Some participants have had multiple cancers and had family members with multiple forms of cancer. Therefore these numbers will not total 100%.

“I’ve Got Enough on My Plate Right Now.”

Participants offered many reasons why they declined genetic testing (Table 2). Many (8, or 38%) participants said that they had declined because they were personally too distraught or overwhelmed at the time of counseling. One woman stated she had said no because she did not want to think more about her cancer diagnosis and was tired of letting it control her life: “Part of me wants to get past all this, but you can’t if you keep getting tested” (306). “I’ve got enough on my plate right now,” she had told her genetic counselor, saying she didn’t have the emotional resources to make yet another decision about her healthcare.

Table 2:

Reasons to decline cancer genetic testing, expressed by more than one person.
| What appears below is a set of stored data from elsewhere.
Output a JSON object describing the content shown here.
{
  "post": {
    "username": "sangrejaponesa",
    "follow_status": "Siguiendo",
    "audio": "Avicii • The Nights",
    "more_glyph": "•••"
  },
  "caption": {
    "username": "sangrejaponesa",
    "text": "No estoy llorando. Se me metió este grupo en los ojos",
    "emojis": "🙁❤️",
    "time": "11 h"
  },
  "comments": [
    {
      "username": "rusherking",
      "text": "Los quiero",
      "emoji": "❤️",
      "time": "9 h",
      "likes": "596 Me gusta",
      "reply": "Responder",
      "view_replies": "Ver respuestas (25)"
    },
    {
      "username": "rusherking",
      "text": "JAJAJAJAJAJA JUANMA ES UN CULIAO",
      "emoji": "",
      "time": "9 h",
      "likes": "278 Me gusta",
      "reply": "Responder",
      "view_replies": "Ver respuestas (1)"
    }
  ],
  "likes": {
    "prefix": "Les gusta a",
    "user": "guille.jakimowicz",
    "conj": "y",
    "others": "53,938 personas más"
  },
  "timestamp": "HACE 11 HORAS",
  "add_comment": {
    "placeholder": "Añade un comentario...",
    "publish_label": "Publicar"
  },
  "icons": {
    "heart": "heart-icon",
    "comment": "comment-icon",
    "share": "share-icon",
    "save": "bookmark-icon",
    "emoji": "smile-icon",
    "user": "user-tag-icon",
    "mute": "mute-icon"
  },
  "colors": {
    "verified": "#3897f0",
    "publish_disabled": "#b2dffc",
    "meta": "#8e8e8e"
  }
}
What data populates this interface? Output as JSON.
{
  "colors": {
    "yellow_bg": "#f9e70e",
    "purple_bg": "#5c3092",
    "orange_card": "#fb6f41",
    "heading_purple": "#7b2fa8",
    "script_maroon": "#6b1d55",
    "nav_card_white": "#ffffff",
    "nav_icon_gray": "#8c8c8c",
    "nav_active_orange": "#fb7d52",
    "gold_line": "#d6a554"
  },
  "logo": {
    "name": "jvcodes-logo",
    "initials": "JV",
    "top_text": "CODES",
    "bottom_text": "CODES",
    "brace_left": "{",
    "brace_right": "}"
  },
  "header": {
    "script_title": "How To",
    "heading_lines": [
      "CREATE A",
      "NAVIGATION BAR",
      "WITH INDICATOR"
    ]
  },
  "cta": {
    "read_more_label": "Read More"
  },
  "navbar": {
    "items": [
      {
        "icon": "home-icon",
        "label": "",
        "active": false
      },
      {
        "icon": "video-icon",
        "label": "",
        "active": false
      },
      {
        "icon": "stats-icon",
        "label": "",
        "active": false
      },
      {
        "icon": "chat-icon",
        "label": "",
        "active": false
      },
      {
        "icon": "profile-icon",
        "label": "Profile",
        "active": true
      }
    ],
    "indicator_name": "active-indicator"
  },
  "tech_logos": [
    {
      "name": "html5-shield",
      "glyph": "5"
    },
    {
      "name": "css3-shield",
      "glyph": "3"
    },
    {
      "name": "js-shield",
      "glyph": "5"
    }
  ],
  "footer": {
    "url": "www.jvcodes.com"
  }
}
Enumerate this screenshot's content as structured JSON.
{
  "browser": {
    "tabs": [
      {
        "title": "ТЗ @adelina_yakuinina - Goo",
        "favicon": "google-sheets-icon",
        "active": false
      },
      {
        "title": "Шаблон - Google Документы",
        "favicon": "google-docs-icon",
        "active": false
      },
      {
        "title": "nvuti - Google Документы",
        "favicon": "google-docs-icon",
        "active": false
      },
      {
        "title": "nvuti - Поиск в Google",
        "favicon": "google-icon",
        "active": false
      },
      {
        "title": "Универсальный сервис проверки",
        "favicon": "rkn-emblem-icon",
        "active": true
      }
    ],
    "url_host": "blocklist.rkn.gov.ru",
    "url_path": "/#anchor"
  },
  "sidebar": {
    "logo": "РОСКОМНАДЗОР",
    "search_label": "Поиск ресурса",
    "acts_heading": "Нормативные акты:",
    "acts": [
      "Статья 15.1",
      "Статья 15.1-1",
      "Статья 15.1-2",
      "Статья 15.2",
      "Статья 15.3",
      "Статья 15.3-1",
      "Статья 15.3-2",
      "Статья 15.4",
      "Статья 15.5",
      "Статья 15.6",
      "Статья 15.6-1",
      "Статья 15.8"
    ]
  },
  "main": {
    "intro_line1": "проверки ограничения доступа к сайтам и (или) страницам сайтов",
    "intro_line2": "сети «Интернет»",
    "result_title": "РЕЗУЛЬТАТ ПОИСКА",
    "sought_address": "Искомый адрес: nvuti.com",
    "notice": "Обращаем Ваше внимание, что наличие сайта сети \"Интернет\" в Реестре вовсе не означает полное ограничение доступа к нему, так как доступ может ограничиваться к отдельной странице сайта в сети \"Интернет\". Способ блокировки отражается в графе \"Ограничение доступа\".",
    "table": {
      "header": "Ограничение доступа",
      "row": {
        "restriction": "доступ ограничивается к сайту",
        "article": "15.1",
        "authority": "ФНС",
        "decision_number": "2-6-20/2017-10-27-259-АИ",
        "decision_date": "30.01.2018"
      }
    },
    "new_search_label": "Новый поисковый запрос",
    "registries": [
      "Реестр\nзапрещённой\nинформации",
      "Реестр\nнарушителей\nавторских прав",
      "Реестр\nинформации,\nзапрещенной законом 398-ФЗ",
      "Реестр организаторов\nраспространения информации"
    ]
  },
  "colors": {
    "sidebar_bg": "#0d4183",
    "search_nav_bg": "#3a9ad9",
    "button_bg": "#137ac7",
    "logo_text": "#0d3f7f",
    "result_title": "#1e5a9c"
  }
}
Domain Instance (n= 21) Exemplary quotes
Personal emotions 8 “If you find out that you’re BRCA positive, that would be devastating” (306)
“I wasn’t feeling able to do it.” (310)
“I just didn’t want another whammy on me at the time of going through already being diagnosed and going through treatment.” (302)
Family’s emotions 6 “I didn’t want to hear that it was my fault that my son had [the disease.]” (502)
“I don’t want to upset [my relative].” (217)
“For people that know that they have [the disease], we found out there was a high risk of suicide with it. […] I didn’t want my children to have to deal with that, and so that was the decision we made, was to not have the testing.” (202)
Insurance 6 “Of course they’re not going to want to cover somebody that’s due to have different kinds of cancers. [My emotional state] was the main concern at first, but the second concern would’ve been the insurance companies.” (507)
“I decided to get life insurance before I was tested … because I wanted to make sure I could get it if I had the gene.” (503)
Lack of utility 4 “The testing would show inconclusive results because I’m Asian. There are not as many patients who are Asian who took it.” (306)
“We had an unusual amount of cancer in my family, but it didn’t seem to be hereditary.” (406)
“Since none of my family, my mom, no one had it, so I was like, maybe […] it was not genetic. That’s why I didn’t go earlier to the doctor.” (304)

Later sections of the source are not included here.